Natürlich stimmte nicht alles, was über ihn erzählt wurde. Aber es
charakterisierte ihn, und das entsprach der Wahrheit. Josef Volgsam war
bösartig. Man konnte meinen, er hasse Kinder und Jugendliche — und sei nur
deshalb Pauker geworden, um es sie spüren zu lassen. Am meisten aber schien er
Tim zu hassen. Es war sozusagen Feindschaft auf den ersten Blick.

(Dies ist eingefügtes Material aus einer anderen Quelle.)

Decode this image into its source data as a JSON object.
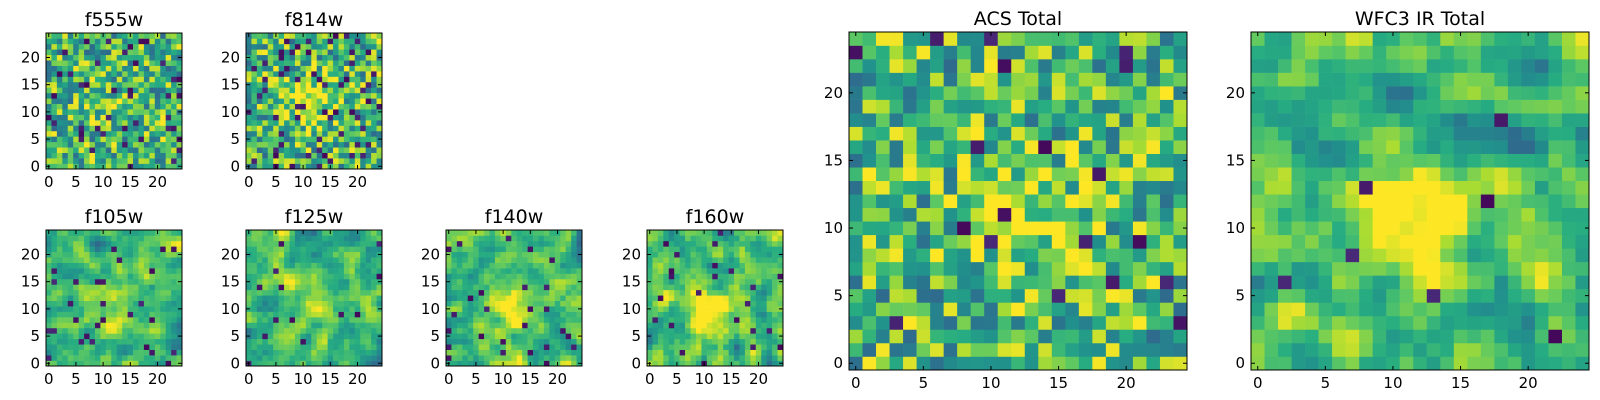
{
  "colors": {
    "low": "#440154",
    "mid": "#21918c",
    "high": "#fde725"
  },
  "chart_data": [
    {
      "type": "heatmap",
      "title": "f555w",
      "x_ticks": [
        "0",
        "5",
        "10",
        "15",
        "20"
      ],
      "y_ticks": [
        "0",
        "5",
        "10",
        "15",
        "20"
      ],
      "grid_size": 25,
      "seed": 11,
      "smooth": 0,
      "blob": [
        10,
        11,
        0.1
      ],
      "dark": 0.08
    },
    {
      "type": "heatmap",
      "title": "f814w",
      "x_ticks": [
        "0",
        "5",
        "10",
        "15",
        "20"
      ],
      "y_ticks": [
        "0",
        "5",
        "10",
        "15",
        "20"
      ],
      "grid_size": 25,
      "seed": 23,
      "smooth": 0,
      "blob": [
        11,
        12,
        0.35
      ],
      "dark": 0.08
    },
    {
      "type": "heatmap",
      "title": "f105w",
      "x_ticks": [
        "0",
        "5",
        "10",
        "15",
        "20"
      ],
      "y_ticks": [
        "0",
        "5",
        "10",
        "15",
        "20"
      ],
      "grid_size": 25,
      "seed": 37,
      "smooth": 1,
      "blob": [
        11,
        9,
        0.25
      ],
      "dark": 0.04
    },
    {
      "type": "heatmap",
      "title": "f125w",
      "x_ticks": [
        "0",
        "5",
        "10",
        "15",
        "20"
      ],
      "y_ticks": [
        "0",
        "5",
        "10",
        "15",
        "20"
      ],
      "grid_size": 25,
      "seed": 41,
      "smooth": 1,
      "blob": [
        13,
        11,
        0.25
      ],
      "dark": 0.03
    },
    {
      "type": "heatmap",
      "title": "f140w",
      "x_ticks": [
        "0",
        "5",
        "10",
        "15",
        "20"
      ],
      "y_ticks": [
        "0",
        "5",
        "10",
        "15",
        "20"
      ],
      "grid_size": 25,
      "seed": 53,
      "smooth": 1,
      "blob": [
        12,
        9,
        0.3
      ],
      "dark": 0.03
    },
    {
      "type": "heatmap",
      "title": "f160w",
      "x_ticks": [
        "0",
        "5",
        "10",
        "15",
        "20"
      ],
      "y_ticks": [
        "0",
        "5",
        "10",
        "15",
        "20"
      ],
      "grid_size": 25,
      "seed": 67,
      "smooth": 1,
      "blob": [
        11,
        9,
        0.3
      ],
      "dark": 0.03
    },
    {
      "type": "heatmap",
      "title": "ACS Total",
      "x_ticks": [
        "0",
        "5",
        "10",
        "15",
        "20"
      ],
      "y_ticks": [
        "0",
        "5",
        "10",
        "15",
        "20"
      ],
      "grid_size": 25,
      "seed": 79,
      "smooth": 0,
      "blob": [
        12,
        11,
        0.3
      ],
      "dark": 0.025
    },
    {
      "type": "heatmap",
      "title": "WFC3 IR Total",
      "x_ticks": [
        "0",
        "5",
        "10",
        "15",
        "20"
      ],
      "y_ticks": [
        "0",
        "5",
        "10",
        "15",
        "20"
      ],
      "grid_size": 25,
      "seed": 97,
      "smooth": 1,
      "blob": [
        12,
        11,
        0.45
      ],
      "dark": 0.01
    }
  ]
}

    „Wenn der Wabbeltyp mich
erwischt“, flüsterte Tim, „kann ich hier meine Zelte abbrechen.“
    „Er hat heute Dienst.“
    „Hat er nicht. Er ist in die
Stadt gefahren. Um halb zehn.“
    Klößchen gähnte. „Nun mach
schon. Ich will wieder ins Bett. Wenn mir der Schlaf entzogen wird, kriege ich
Falten ins Gesicht.“
    Diese Vorstellung reizte zum
Lachen. Klößchens rundes Mondgesicht würde sicherlich in 50 Jahren noch keine
Runzel aufweisen. Aber Tim lachte nicht. Er war wütend — so wütend, daß er beim
Zähneknirschen auf seine Zunge achten mußte, damit sie nicht zwischen die
Beißerchen geriet.
    Jetzt beugte er sich aus dem
Fenster.
    Es lag — wie alle Buden der
Mittelstufen-Schüler — im zweiten Stock des Haupthauses, und zwar im Winkel
einer vorspringenden Mauer, die üppig mit Weinlaub begrünt war.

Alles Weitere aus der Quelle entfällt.